I pray thee grant me still another grace.
Give me one glorious wedding, and with it
Full many bridesmaids, beautiful and grand;
And if this favour thou wilt grant to me,
True to the Witches' Gospel I will be!


When Rorasa awoke in the morning, she found her self in another house, where all was far more magnificent, and having risen, a beautiful maid led her into another room, where she was dressed in a superb wedding-garment of white silk with diamonds, for it was her wedding-dress indeed. Then there appeared ten young ladies, all splendidly attired, and with them and many distinguished persons she went to the church in a carriage. And all the streets were filled with music and people bearing flowers.
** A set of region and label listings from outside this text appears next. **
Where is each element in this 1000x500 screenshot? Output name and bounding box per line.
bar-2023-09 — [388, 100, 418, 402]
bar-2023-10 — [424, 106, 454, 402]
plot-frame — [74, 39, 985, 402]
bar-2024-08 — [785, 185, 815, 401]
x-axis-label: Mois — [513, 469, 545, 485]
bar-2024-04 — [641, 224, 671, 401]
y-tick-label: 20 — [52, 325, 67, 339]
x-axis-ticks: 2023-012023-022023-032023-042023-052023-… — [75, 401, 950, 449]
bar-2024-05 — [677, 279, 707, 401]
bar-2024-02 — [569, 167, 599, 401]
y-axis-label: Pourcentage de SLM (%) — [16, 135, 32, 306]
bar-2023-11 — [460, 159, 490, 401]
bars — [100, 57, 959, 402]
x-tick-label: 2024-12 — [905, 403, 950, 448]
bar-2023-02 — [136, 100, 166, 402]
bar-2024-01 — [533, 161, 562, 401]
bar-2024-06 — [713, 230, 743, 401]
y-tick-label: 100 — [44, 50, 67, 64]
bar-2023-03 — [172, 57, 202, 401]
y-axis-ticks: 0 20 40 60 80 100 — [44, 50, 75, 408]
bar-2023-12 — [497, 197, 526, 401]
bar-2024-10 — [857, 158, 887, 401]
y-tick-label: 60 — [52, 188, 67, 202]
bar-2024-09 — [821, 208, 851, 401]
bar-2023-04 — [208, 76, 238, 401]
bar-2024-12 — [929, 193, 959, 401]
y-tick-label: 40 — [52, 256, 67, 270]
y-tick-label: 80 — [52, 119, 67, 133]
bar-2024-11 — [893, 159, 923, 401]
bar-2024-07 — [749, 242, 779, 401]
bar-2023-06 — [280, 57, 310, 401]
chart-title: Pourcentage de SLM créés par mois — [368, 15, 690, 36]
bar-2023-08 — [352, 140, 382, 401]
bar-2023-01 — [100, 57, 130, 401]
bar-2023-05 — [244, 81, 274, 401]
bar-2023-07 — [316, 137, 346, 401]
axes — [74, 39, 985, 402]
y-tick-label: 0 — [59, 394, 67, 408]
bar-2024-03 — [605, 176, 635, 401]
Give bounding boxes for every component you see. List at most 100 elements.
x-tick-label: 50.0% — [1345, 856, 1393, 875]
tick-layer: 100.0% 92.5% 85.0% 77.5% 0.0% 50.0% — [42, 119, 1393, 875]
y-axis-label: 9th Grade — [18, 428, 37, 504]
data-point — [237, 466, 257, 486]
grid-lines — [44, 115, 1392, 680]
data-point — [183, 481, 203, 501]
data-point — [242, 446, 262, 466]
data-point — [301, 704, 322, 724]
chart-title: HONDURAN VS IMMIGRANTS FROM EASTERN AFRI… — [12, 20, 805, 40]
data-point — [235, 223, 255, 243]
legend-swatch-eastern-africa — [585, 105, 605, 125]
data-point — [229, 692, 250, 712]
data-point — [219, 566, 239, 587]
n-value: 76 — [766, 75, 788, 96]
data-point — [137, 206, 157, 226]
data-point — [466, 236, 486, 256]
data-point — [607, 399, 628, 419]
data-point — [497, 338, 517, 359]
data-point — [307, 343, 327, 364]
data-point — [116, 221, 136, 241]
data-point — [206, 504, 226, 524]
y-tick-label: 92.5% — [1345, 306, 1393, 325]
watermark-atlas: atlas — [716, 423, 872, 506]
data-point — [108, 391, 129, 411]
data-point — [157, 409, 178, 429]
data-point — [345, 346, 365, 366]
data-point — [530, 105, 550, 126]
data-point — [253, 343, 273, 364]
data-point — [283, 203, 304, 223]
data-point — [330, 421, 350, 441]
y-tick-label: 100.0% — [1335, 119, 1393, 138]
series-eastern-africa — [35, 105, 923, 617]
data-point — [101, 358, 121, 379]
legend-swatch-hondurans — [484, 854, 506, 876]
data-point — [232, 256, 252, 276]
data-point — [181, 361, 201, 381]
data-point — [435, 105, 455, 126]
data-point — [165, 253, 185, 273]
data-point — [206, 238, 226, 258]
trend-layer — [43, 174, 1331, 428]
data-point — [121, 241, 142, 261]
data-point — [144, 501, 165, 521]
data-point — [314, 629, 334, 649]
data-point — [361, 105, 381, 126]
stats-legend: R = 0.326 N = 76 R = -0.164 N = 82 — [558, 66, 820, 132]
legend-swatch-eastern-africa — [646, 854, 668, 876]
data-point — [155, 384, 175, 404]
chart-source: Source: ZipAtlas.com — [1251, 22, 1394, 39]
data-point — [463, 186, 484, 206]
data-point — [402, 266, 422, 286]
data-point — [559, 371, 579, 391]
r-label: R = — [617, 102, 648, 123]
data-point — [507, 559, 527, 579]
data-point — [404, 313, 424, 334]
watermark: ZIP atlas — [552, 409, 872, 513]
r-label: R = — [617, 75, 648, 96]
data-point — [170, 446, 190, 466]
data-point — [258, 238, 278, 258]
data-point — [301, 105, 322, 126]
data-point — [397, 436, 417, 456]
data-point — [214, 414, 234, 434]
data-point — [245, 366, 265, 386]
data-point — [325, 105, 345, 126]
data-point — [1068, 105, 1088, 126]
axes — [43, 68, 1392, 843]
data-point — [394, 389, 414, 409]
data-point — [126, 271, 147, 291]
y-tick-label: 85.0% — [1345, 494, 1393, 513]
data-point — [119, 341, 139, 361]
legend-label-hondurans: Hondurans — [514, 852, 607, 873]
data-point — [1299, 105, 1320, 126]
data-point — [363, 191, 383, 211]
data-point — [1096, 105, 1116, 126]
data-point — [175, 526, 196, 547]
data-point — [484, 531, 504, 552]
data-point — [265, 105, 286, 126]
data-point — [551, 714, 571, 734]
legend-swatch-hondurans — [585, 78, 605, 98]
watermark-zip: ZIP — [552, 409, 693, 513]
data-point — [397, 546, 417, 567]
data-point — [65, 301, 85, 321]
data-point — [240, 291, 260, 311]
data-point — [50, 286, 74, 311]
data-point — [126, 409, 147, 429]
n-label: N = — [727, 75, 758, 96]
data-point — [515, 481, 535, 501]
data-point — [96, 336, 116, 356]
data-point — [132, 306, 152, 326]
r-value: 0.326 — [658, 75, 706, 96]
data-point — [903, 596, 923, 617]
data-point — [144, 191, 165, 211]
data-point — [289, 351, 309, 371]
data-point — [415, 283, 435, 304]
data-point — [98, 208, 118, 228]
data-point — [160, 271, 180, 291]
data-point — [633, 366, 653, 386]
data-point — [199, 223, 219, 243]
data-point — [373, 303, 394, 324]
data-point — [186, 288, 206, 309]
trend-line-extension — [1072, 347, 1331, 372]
So she found the bridegroom, and was wedded to her heart's desire, ten times more grandly than she had ever dreamed of. Then, after the ceremony, there was spread a feast at which all the nobility of Cettardo were present, and, moreover, the whole town, rich and poor, were feasted.


When the wedding was finished, the bridesmaids made every one a magnificent present to the bride-one gave diamonds, another a parchment (written) in gold, after which they asked permission to go all together into the sacristy. And there they remained for some hours undisturbed, till the priest sent his chierico to inquire whether they wanted anything. But what was the youth's amazement at beholding, not the ten bridesmaids, but their ten Images or likenesses in wood and in terra-cotta, with that of Diana standing on a moon, and they were all so magnificently made and adorned as to be of immense value.


Therefore the priest put these images into the church, which is the most ancient in Cettardo, and now in many churches you may see the Madonna and the Moon, but it is Diana-la Dea della Luna. The name Rorasa seems to indicate the Latin ros the dew, rorare, to bedew, rorulenta, bedewed-in fact, the goddess of the dew. Her great fall and being lifted by Diana suggest the fall of dew by night, and its rising in vapour under the influence of the moon. It is possible that this is a very old Latin mythic tale. The white silk and diamonds indicate the dew.